The crash and the realisation that it would invite years of scrutiny by The United States’ National Transportation Safety Board has prompted a further flight of spooked investors, after an earlier pre-disaster departure by a group this year. While Branson’s seemingly limitless optimism about his space-tourism venture served to calm investors initially, eleven years after the first promised passenger flight date of 2008 many are beginning to view the endeavour with growing scepticism.
The Daily Mail newspaper records how a group of senior investors, including founder members of the venture decided to pull out in February, citing endless setbacks and a colossal financial black-hole in the company that was costing perhaps many tens of millions of dollars a year to run. The ten investors each asked for their £125,000 deposit back through a legal letter sent to the company. So far only three have received their money.

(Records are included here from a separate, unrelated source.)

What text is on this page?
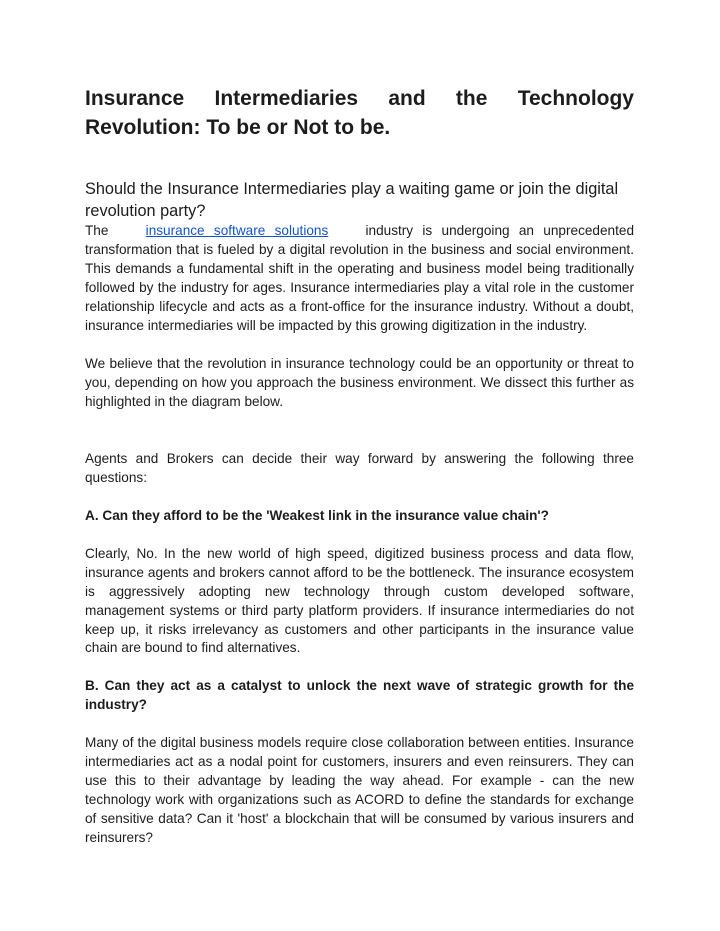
Insurance Intermediaries and the Technology
Revolution: To be or Not to be.
Should the Insurance Intermediaries play a waiting game or join the digital revolution party?

The	insurance software solutions	industry is undergoing an unprecedented transformation that is fueled by a digital revolution in the business and social environment. This demands a fundamental shift in the operating and business model being traditionally followed by the industry for ages. Insurance intermediaries play a vital role in the customer relationship lifecycle and acts as a front-office for the insurance industry. Without a doubt, insurance intermediaries will be impacted by this growing digitization in the industry.

We believe that the revolution in insurance technology could be an opportunity or threat to you, depending on how you approach the business environment. We dissect this further as highlighted in the diagram below.

Agents and Brokers can decide their way forward by answering the following three questions:

A. Can they afford to be the 'Weakest link in the insurance value chain'?

Clearly, No. In the new world of high speed, digitized business process and data flow, insurance agents and brokers cannot afford to be the bottleneck. The insurance ecosystem is aggressively adopting new technology through custom developed software, management systems or third party platform providers. If insurance intermediaries do not keep up, it risks irrelevancy as customers and other participants in the insurance value chain are bound to find alternatives.

B. Can they act as a catalyst to unlock the next wave of strategic growth for the industry?

Many of the digital business models require close collaboration between entities. Insurance intermediaries act as a nodal point for customers, insurers and even reinsurers. They can use this to their advantage by leading the way ahead. For example - can the new technology work with organizations such as ACORD to define the standards for exchange of sensitive data? Can it 'host' a blockchain that will be consumed by various insurers and reinsurers?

One of the signatories said: “We’d done our sums, looked at how much Virgin Galactic was spending, had spent and how much cash it now had, and we were seriously worried… The company was, and still is, getting through tens, maybe hundreds, of millions a year, yet has virtually no income. Branson kept saying he’d be in space by Christmas. But everything we knew about the technical side told us that was nonsense”.
Others were growing tired of their treatment at the hands of Virgin, which they claimed saw them as a cash-cow. Investors were invited to ‘networking events’ with other “future astronauts” at venues such as Branson’s private Carribbean Island, his private game reserve, and his ski lodge in Verbier. Investors were invited to pay up to £28,000 for a week away.
It is reported since the crash, more investors have walked away, despite statements by Branson to the contrary. A trickle of money flowing out began immediately after the announcement of the crash, and ended up with some twenty individuals terminating their involvement.
After the crash of VSS Enterprise, development of the programme is likely to be significantly slowed by the investigation into it’s causes, and the construction of a successor craft will mean the testing programme will have to begin again from scratch. If cleared to do so by the relevant authorities, the next space-plane could be ready to fly in six months time.